India’s Coromandel International Ltd. has been ordered by the Tamil Nadu state government to pay Rs59.2 million (approximately $713,000 at current exchange rates) in environmental compensation after an ammonia leak at the company’s Ennore fertilizer production site near Chennai on Dec. 26 led to at least 57 people being hospitalized (GM Jan. 5, p. 25).
A total of 18 technical and safety recommendations were made for the plant, according to the New Indian Express, and Coromandel was also directed to submit periodic reports to regulatory bodies, including the Tamil Nadu Pollution Control Board (TNPCB).
According to the committee’s findings, as cited by the report, the ammonia leak occurred close to shore from Coromandel’s undersea pipeline used to transport ammonia from ships to the Ennore production site.

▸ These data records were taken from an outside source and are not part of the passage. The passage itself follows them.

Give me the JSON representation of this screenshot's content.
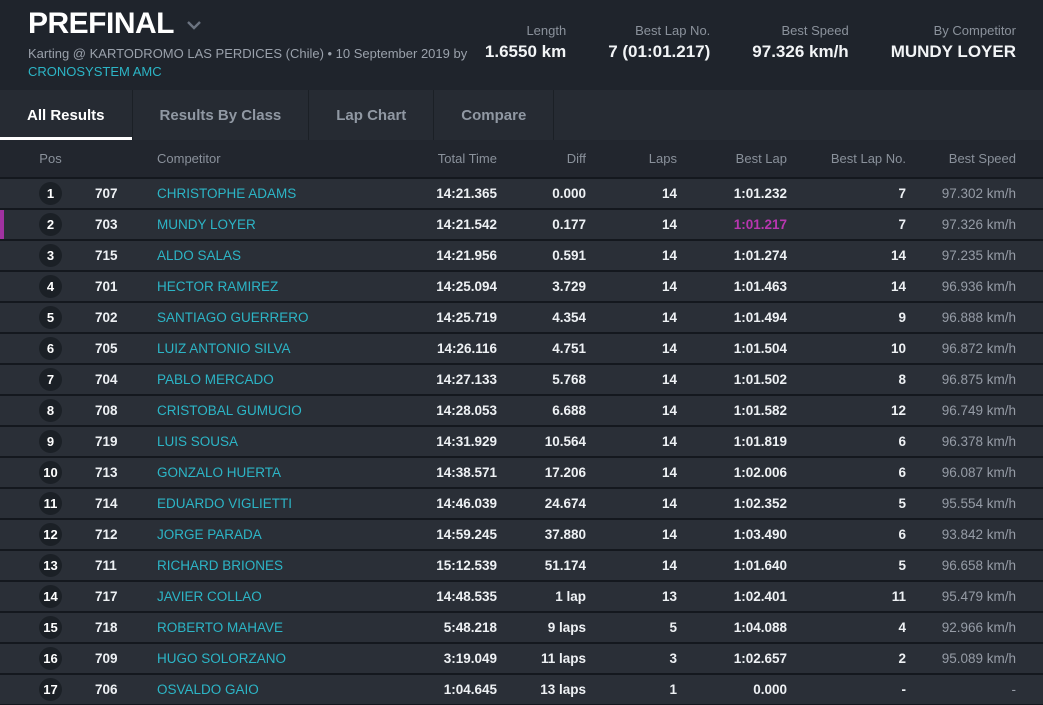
{
  "header": {
    "title": "PREFINAL",
    "subtitle": "Karting @ KARTODROMO LAS PERDICES (Chile) • 10 September 2019 by",
    "organizer_link": "CRONOSYSTEM AMC",
    "stats": [
      {
        "label": "Length",
        "value": "1.6550 km"
      },
      {
        "label": "Best Lap No.",
        "value": "7 (01:01.217)"
      },
      {
        "label": "Best Speed",
        "value": "97.326 km/h"
      },
      {
        "label": "By Competitor",
        "value": "MUNDY LOYER"
      }
    ]
  },
  "tabs": [
    {
      "label": "All Results",
      "active": true
    },
    {
      "label": "Results By Class",
      "active": false
    },
    {
      "label": "Lap Chart",
      "active": false
    },
    {
      "label": "Compare",
      "active": false
    }
  ],
  "table": {
    "columns": [
      "Pos",
      "Competitor",
      "Total Time",
      "Diff",
      "Laps",
      "Best Lap",
      "Best Lap No.",
      "Best Speed"
    ],
    "rows": [
      {
        "pos": "1",
        "no": "707",
        "competitor": "CHRISTOPHE ADAMS",
        "total_time": "14:21.365",
        "diff": "0.000",
        "laps": "14",
        "best_lap": "1:01.232",
        "best_lap_no": "7",
        "best_speed": "97.302 km/h",
        "highlighted": false,
        "best_lap_highlight": false
      },
      {
        "pos": "2",
        "no": "703",
        "competitor": "MUNDY LOYER",
        "total_time": "14:21.542",
        "diff": "0.177",
        "laps": "14",
        "best_lap": "1:01.217",
        "best_lap_no": "7",
        "best_speed": "97.326 km/h",
        "highlighted": true,
        "best_lap_highlight": true
      },
      {
        "pos": "3",
        "no": "715",
        "competitor": "ALDO SALAS",
        "total_time": "14:21.956",
        "diff": "0.591",
        "laps": "14",
        "best_lap": "1:01.274",
        "best_lap_no": "14",
        "best_speed": "97.235 km/h",
        "highlighted": false,
        "best_lap_highlight": false
      },
      {
        "pos": "4",
        "no": "701",
        "competitor": "HECTOR RAMIREZ",
        "total_time": "14:25.094",
        "diff": "3.729",
        "laps": "14",
        "best_lap": "1:01.463",
        "best_lap_no": "14",
        "best_speed": "96.936 km/h",
        "highlighted": false,
        "best_lap_highlight": false
      },
      {
        "pos": "5",
        "no": "702",
        "competitor": "SANTIAGO GUERRERO",
        "total_time": "14:25.719",
        "diff": "4.354",
        "laps": "14",
        "best_lap": "1:01.494",
        "best_lap_no": "9",
        "best_speed": "96.888 km/h",
        "highlighted": false,
        "best_lap_highlight": false
      },
      {
        "pos": "6",
        "no": "705",
        "competitor": "LUIZ ANTONIO SILVA",
        "total_time": "14:26.116",
        "diff": "4.751",
        "laps": "14",
        "best_lap": "1:01.504",
        "best_lap_no": "10",
        "best_speed": "96.872 km/h",
        "highlighted": false,
        "best_lap_highlight": false
      },
      {
        "pos": "7",
        "no": "704",
        "competitor": "PABLO MERCADO",
        "total_time": "14:27.133",
        "diff": "5.768",
        "laps": "14",
        "best_lap": "1:01.502",
        "best_lap_no": "8",
        "best_speed": "96.875 km/h",
        "highlighted": false,
        "best_lap_highlight": false
      },
      {
        "pos": "8",
        "no": "708",
        "competitor": "CRISTOBAL GUMUCIO",
        "total_time": "14:28.053",
        "diff": "6.688",
        "laps": "14",
        "best_lap": "1:01.582",
        "best_lap_no": "12",
        "best_speed": "96.749 km/h",
        "highlighted": false,
        "best_lap_highlight": false
      },
      {
        "pos": "9",
        "no": "719",
        "competitor": "LUIS SOUSA",
        "total_time": "14:31.929",
        "diff": "10.564",
        "laps": "14",
        "best_lap": "1:01.819",
        "best_lap_no": "6",
        "best_speed": "96.378 km/h",
        "highlighted": false,
        "best_lap_highlight": false
      },
      {
        "pos": "10",
        "no": "713",
        "competitor": "GONZALO HUERTA",
        "total_time": "14:38.571",
        "diff": "17.206",
        "laps": "14",
        "best_lap": "1:02.006",
        "best_lap_no": "6",
        "best_speed": "96.087 km/h",
        "highlighted": false,
        "best_lap_highlight": false
      },
      {
        "pos": "11",
        "no": "714",
        "competitor": "EDUARDO VIGLIETTI",
        "total_time": "14:46.039",
        "diff": "24.674",
        "laps": "14",
        "best_lap": "1:02.352",
        "best_lap_no": "5",
        "best_speed": "95.554 km/h",
        "highlighted": false,
        "best_lap_highlight": false
      },
      {
        "pos": "12",
        "no": "712",
        "competitor": "JORGE PARADA",
        "total_time": "14:59.245",
        "diff": "37.880",
        "laps": "14",
        "best_lap": "1:03.490",
        "best_lap_no": "6",
        "best_speed": "93.842 km/h",
        "highlighted": false,
        "best_lap_highlight": false
      },
      {
        "pos": "13",
        "no": "711",
        "competitor": "RICHARD BRIONES",
        "total_time": "15:12.539",
        "diff": "51.174",
        "laps": "14",
        "best_lap": "1:01.640",
        "best_lap_no": "5",
        "best_speed": "96.658 km/h",
        "highlighted": false,
        "best_lap_highlight": false
      },
      {
        "pos": "14",
        "no": "717",
        "competitor": "JAVIER COLLAO",
        "total_time": "14:48.535",
        "diff": "1 lap",
        "laps": "13",
        "best_lap": "1:02.401",
        "best_lap_no": "11",
        "best_speed": "95.479 km/h",
        "highlighted": false,
        "best_lap_highlight": false
      },
      {
        "pos": "15",
        "no": "718",
        "competitor": "ROBERTO MAHAVE",
        "total_time": "5:48.218",
        "diff": "9 laps",
        "laps": "5",
        "best_lap": "1:04.088",
        "best_lap_no": "4",
        "best_speed": "92.966 km/h",
        "highlighted": false,
        "best_lap_highlight": false
      },
      {
        "pos": "16",
        "no": "709",
        "competitor": "HUGO SOLORZANO",
        "total_time": "3:19.049",
        "diff": "11 laps",
        "laps": "3",
        "best_lap": "1:02.657",
        "best_lap_no": "2",
        "best_speed": "95.089 km/h",
        "highlighted": false,
        "best_lap_highlight": false
      },
      {
        "pos": "17",
        "no": "706",
        "competitor": "OSVALDO GAIO",
        "total_time": "1:04.645",
        "diff": "13 laps",
        "laps": "1",
        "best_lap": "0.000",
        "best_lap_no": "-",
        "best_speed": "-",
        "highlighted": false,
        "best_lap_highlight": false
      }
    ]
  },
  "colors": {
    "accent_cyan": "#2cb5c6",
    "highlight_magenta": "#a032a0",
    "best_lap_pink": "#b836b0",
    "row_bg": "#2a2f37",
    "header_bg": "#1f242c"
  }
}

The report noted that “the significant relocation of heavy granite boulders around the pipeline” due to Cyclone Michaung in early December “could have caused damage to the pipeline, which resulted in the ammonia leak.”
Nearly 68 mt of ammonia leaked in 15 minutes during the rupture, and none of the 19 ammonia sensors installed at the plant detected the leak, according to the TNPCB report. A former environment official noted if the leaked ammonia had discharged in the air instead of the sea, there would have been “devastating consequences.”
The recommendations to be undertaken at the plant include the replacement of the existing offshore pipeline to Coromandel’s fertilizer site with a new pipeline with state-of-the-art monitoring, automatic control, and accident prevention systems.
Coromandel’s Ennore plant produces ammonium phosphate sulfate fertilizers. Ennore residents are demanding the permanent closure of the production site.